CARAPICUIBA, Brazil (Reuters) - For years, Ronaldo da Silva’s daily routine consisted of drinking himself into a stupor until he passed out on a sidewalk.
Now he spends his days praying and singing with hundreds of fellow Christians at the Universal Church of the Kingdom of God in Carapicuiba, a sprawling shantytown on the outskirts of Sao Paulo where Pentecostal congregations are found on just about every block.
“I’d probably be dead or in jail if it weren’t for this church,” said da Silva, a 38-year-old former Catholic who claims God cured him of epilepsy and helped him straighten out his life when he converted to Pentecostalism a decade ago.
Conversions like da Silva’s are increasingly common all over Brazil, where a boom in evangelical Protestantism is steadily chipping away at the supremacy of the Roman Catholic Church.
The trend, which is playing out all across Latin America, poses a major challenge for Pope Benedict, who arrives in Brazil on May 9 for a five-day visit largely aimed at blunting the decline of Catholicism in this continent-sized nation.
Although Brazil still has more Catholics than any other country in the world, with about 125 million, the percentage of believers that practice the Vatican’s brand of Christianity has been dropping rapidly in the last three decades.
When the late Pope John Paul II visited Brazil in 1980, 89 percent of Brazilians identified themselves as Catholic. By 2000, when the last census was taken, the share of Catholics in the population had fallen to 74 percent.
The number of evangelical Protestants nearly tripled in the same period to 26 million, or about 15 percent of the population. That growth, which is expected to continue, is dramatically altering the religious landscape of a country where the national identity has been intertwined with Catholicism since the Portuguese landed 500 years ago.

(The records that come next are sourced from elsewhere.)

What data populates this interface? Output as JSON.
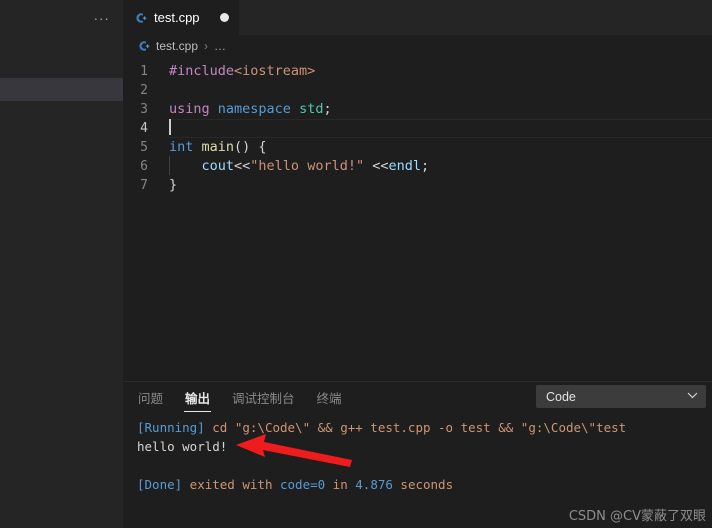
{
  "colors": {
    "editor_bg": "#1e1e1e",
    "sidebar_bg": "#252526",
    "tabbar_bg": "#252526",
    "selection_bg": "#37373d",
    "keyword_blue": "#569cd6",
    "control_magenta": "#c586c0",
    "type_teal": "#4ec9b0",
    "function_yellow": "#dcdcaa",
    "string_orange": "#ce9178",
    "variable_lightblue": "#9cdcfe",
    "arrow_red": "#ee1c1c",
    "dropdown_bg": "#3c3c3c"
  },
  "sidebar": {
    "more_actions_label": "...",
    "selected_row_label": ""
  },
  "tabs": [
    {
      "label": "test.cpp",
      "icon": "cpp-file-icon",
      "dirty": true,
      "active": true
    }
  ],
  "breadcrumb": {
    "icon": "cpp-file-icon",
    "file": "test.cpp",
    "separator": "›",
    "ellipsis": "…"
  },
  "editor": {
    "lines": [
      {
        "number": "1",
        "active": false,
        "indent_guide": false,
        "tokens": [
          {
            "text": "#include",
            "cls": "t-control"
          },
          {
            "text": "<iostream>",
            "cls": "t-string"
          }
        ]
      },
      {
        "number": "2",
        "active": false,
        "indent_guide": false,
        "tokens": []
      },
      {
        "number": "3",
        "active": false,
        "indent_guide": false,
        "tokens": [
          {
            "text": "using",
            "cls": "t-control"
          },
          {
            "text": " ",
            "cls": "t-plain"
          },
          {
            "text": "namespace",
            "cls": "t-keyword"
          },
          {
            "text": " ",
            "cls": "t-plain"
          },
          {
            "text": "std",
            "cls": "t-type"
          },
          {
            "text": ";",
            "cls": "t-punct"
          }
        ]
      },
      {
        "number": "4",
        "active": true,
        "indent_guide": false,
        "cursor": true,
        "tokens": []
      },
      {
        "number": "5",
        "active": false,
        "indent_guide": false,
        "tokens": [
          {
            "text": "int",
            "cls": "t-keyword"
          },
          {
            "text": " ",
            "cls": "t-plain"
          },
          {
            "text": "main",
            "cls": "t-func"
          },
          {
            "text": "() {",
            "cls": "t-punct"
          }
        ]
      },
      {
        "number": "6",
        "active": false,
        "indent_guide": true,
        "tokens": [
          {
            "text": "    ",
            "cls": "t-plain"
          },
          {
            "text": "cout",
            "cls": "t-var"
          },
          {
            "text": "<<",
            "cls": "t-op"
          },
          {
            "text": "\"hello world!\"",
            "cls": "t-string"
          },
          {
            "text": " ",
            "cls": "t-plain"
          },
          {
            "text": "<<",
            "cls": "t-op"
          },
          {
            "text": "endl",
            "cls": "t-var"
          },
          {
            "text": ";",
            "cls": "t-punct"
          }
        ]
      },
      {
        "number": "7",
        "active": false,
        "indent_guide": false,
        "tokens": [
          {
            "text": "}",
            "cls": "t-brace-y"
          }
        ]
      }
    ]
  },
  "panel": {
    "tabs": [
      {
        "label": "问题",
        "active": false
      },
      {
        "label": "输出",
        "active": true
      },
      {
        "label": "调试控制台",
        "active": false
      },
      {
        "label": "终端",
        "active": false
      }
    ],
    "channel_select": {
      "value": "Code",
      "chevron": "⌄"
    },
    "output_lines": [
      {
        "segments": [
          {
            "text": "[Running]",
            "cls": "out-tag"
          },
          {
            "text": " cd \"g:\\Code\\\" && g++ test.cpp -o test && \"g:\\Code\\\"test",
            "cls": "out-text"
          }
        ]
      },
      {
        "segments": [
          {
            "text": "hello world!",
            "cls": "out-white"
          }
        ]
      },
      {
        "segments": []
      },
      {
        "segments": [
          {
            "text": "[Done]",
            "cls": "out-tag"
          },
          {
            "text": " exited with ",
            "cls": "out-text"
          },
          {
            "text": "code=0",
            "cls": "out-num"
          },
          {
            "text": " in ",
            "cls": "out-text"
          },
          {
            "text": "4.876",
            "cls": "out-num"
          },
          {
            "text": " seconds",
            "cls": "out-text"
          }
        ]
      }
    ]
  },
  "annotation": {
    "arrow_name": "red-pointer-arrow",
    "points_at": "hello world!"
  },
  "watermark": {
    "text": "CSDN @CV蒙蔽了双眼"
  }
}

“The face of Christianity in Brazil, and all over the developing world, is increasingly Pentecostal,” said Luis Lugo, director of the Pew Forum on Religion and Public Life, a research group in Washington.
Pentecostals are not Brazil’s only “evangelicos,” as Protestants are called here. Mainstream churches such as Presbyterian and Lutheran are also present, but Pentecostalism is by far the fastest growing kind of Protestantism.
More than other Christians, Pentecostals believe that God, acting through the Holy Spirit, plays an active role in everyday life. They belong to denominations such as the Assemblies of God and the Universal Church, which was started in a Rio de Janeiro funeral home in 1977 and now has more than 2 million members.
Pentecostalism is especially strong in poor urban areas, where the precariousness of daily life — blackouts, violent crime, high unemployment — can make people seek divine intervention. Many converts are also attracted to the pop-style music and dynamic liturgies, which resonate with contemporary tastes more than the traditional Catholic Mass.
At the Universal Church in Carapicuiba, the weekly Saturday night service at times looks more like a dance hall than a religious temple, with worshippers flailing their arms in the air and singing in unison. Some, like the former alcoholic da Silva, frequently break into tears as they look to the sky and thank God for their good fortune.
“The language of evangelicals is simple, direct, with minimal theology, making it easily understood by the masses,” said Silvia Fernandes, a sociologist at the Center of Religious Statistics and Social Research in Rio de Janeiro.
Evangelical Protestants are also a political force in Brazil. About 10 percent of members of Congress are evangelicals, acting as an influential legislative caucus. Three of the last four state governors in Rio were Protestants, and President Luiz Inacio Lula da Silva aggressively courted the evangelical vote in his re-election campaign last year.
The Catholic Church, which is also losing followers to secularism, has responded to the Pentecostal boom by borrowing some evangelical thunder. In a movement that has come to be known as the Charismatic Renewal, some Catholic churches in Brazil have adopted animated worship styles and Pentecostal practices like speaking in tongues and divine healing.
The best-known proponent of renewalist Catholicism is Padre Marcelo Rossi, a former aerobics instructor turned pop-star preacher from Sao Paulo who sells millions of CD’s and even starred in a movie in which he played the Archangel Gabriel.
So far, however, the shift to renewalism has done little to reverse the evangelical tide — a trend that Catholic leaders acknowledge is worrisome.
“I’m not going to say that it pleases us when believers leave the church,” Odilo Scherer, Sao Paulo’s new archbishop, said in a recent interview with the newspaper O Estado de Sao Paulo. “Maybe our methods are inadequate.”